Background: It has been hypothesized that atrial lesions must be transmural to successfully cure atrial fibrillation (AF). However, ablation lines often do not extend completely across the atrial wall.
Objective: The purpose of this study was to determine the effect of residual gaps on conduction properties of atrial tissue.
Methods: Canine right atria (n = 13) were isolated, perfused, and mounted on a 250-lead electrode plaque. The atria were divided with a bipolar radiofrequency ablation clamp, leaving a gap that was progressively narrowed. Conduction velocities at varying pacing rates and AF frequencies were measured before and after ablations. AF was induced with an extra stimulus and acetylcholine.
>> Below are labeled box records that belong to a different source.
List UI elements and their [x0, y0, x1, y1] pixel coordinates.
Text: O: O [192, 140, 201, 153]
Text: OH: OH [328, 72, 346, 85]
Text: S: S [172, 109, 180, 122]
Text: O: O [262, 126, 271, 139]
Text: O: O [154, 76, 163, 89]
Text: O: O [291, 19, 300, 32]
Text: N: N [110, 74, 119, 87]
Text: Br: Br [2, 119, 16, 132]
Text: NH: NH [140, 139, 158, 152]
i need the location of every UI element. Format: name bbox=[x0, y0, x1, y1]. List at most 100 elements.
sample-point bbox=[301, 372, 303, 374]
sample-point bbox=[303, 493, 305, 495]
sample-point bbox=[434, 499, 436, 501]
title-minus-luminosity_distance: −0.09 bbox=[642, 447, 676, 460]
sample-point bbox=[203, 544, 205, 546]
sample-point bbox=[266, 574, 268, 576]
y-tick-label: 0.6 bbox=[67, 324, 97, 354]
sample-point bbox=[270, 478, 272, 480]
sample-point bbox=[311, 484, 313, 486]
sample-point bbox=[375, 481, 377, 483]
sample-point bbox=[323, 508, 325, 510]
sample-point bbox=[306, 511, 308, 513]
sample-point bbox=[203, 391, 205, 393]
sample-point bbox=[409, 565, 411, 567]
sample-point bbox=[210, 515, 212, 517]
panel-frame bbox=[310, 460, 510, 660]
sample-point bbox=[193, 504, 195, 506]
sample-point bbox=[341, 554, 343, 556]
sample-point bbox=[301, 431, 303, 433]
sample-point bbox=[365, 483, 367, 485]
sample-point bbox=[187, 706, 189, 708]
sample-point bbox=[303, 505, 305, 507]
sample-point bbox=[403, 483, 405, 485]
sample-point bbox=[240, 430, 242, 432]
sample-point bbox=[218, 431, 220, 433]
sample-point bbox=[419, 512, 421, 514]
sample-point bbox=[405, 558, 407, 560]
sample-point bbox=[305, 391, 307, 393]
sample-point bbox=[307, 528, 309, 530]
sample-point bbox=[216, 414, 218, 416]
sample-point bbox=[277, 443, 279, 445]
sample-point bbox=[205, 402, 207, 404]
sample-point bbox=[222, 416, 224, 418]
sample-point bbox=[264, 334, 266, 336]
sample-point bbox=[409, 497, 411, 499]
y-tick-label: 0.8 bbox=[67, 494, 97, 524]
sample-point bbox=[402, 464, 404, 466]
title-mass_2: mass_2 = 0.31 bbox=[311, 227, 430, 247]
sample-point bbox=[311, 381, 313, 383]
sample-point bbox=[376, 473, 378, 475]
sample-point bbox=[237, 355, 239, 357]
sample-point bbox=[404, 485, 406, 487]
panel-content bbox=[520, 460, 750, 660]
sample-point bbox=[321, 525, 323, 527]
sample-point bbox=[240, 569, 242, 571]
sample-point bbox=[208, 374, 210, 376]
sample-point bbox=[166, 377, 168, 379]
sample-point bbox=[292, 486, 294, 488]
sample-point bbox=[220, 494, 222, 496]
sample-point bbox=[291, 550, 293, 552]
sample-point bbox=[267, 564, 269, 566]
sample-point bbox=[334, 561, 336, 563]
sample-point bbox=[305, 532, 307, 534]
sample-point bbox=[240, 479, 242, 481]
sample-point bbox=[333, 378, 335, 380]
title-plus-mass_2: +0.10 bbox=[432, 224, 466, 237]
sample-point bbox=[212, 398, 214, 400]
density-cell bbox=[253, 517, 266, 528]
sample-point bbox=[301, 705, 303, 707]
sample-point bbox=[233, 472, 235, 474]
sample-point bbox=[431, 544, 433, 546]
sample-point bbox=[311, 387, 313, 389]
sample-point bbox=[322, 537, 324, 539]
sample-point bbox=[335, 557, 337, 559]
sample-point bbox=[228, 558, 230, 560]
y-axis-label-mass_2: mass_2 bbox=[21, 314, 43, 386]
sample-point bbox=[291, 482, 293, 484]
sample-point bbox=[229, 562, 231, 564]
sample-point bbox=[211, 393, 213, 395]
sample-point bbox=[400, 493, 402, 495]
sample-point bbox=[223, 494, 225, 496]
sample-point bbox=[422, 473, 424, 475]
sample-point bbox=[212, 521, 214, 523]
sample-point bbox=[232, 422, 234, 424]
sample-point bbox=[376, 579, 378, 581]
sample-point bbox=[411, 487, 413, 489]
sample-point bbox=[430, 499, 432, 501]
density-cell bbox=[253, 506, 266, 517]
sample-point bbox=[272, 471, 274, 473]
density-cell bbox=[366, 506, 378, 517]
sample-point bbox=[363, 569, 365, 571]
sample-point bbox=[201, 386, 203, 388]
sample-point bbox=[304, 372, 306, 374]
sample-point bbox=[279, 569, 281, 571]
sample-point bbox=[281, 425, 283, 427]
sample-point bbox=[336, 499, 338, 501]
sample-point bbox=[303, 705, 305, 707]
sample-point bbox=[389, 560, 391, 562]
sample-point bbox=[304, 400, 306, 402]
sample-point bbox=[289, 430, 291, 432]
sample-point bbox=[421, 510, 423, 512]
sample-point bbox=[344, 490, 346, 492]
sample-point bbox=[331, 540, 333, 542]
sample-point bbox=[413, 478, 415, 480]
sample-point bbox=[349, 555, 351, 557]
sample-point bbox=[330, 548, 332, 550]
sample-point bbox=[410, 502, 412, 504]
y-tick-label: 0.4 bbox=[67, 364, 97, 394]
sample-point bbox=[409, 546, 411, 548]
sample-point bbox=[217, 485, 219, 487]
Results: Gap widths from 11.2 to 1.1 mm were examined. Conduction velocities through gaps were dependent cycle length (P = .002) and gap size (P <.001). Overall, 253 (97%) of a total of 260 gaps allowed paced propagation; 51 (91%) of 56 gaps 1-3 mm in width permitted paced propagation, as did 202 (99%) of 204 gaps >or=3.0 mm. Similarly, 253 (97%) of a total of 260 gaps allowed propagation of AF. For AF, 51 (93%) of 55 gaps 1-3 mm allowed AF to pass through, as did 202 (99%) of 205 gaps >or=3.0 mm. Gaps as small as 1.1 mm conducted paced and AF impulses.
Conclusions: Conduction velocities were slowed through residual gaps. However, propagation of wave fronts during pacing and AF occurred through the majority of residual gaps, down to sizes as small as 1.1 mm. Leaving viable tissue in ablation lines for the treatment of AF could account for failures.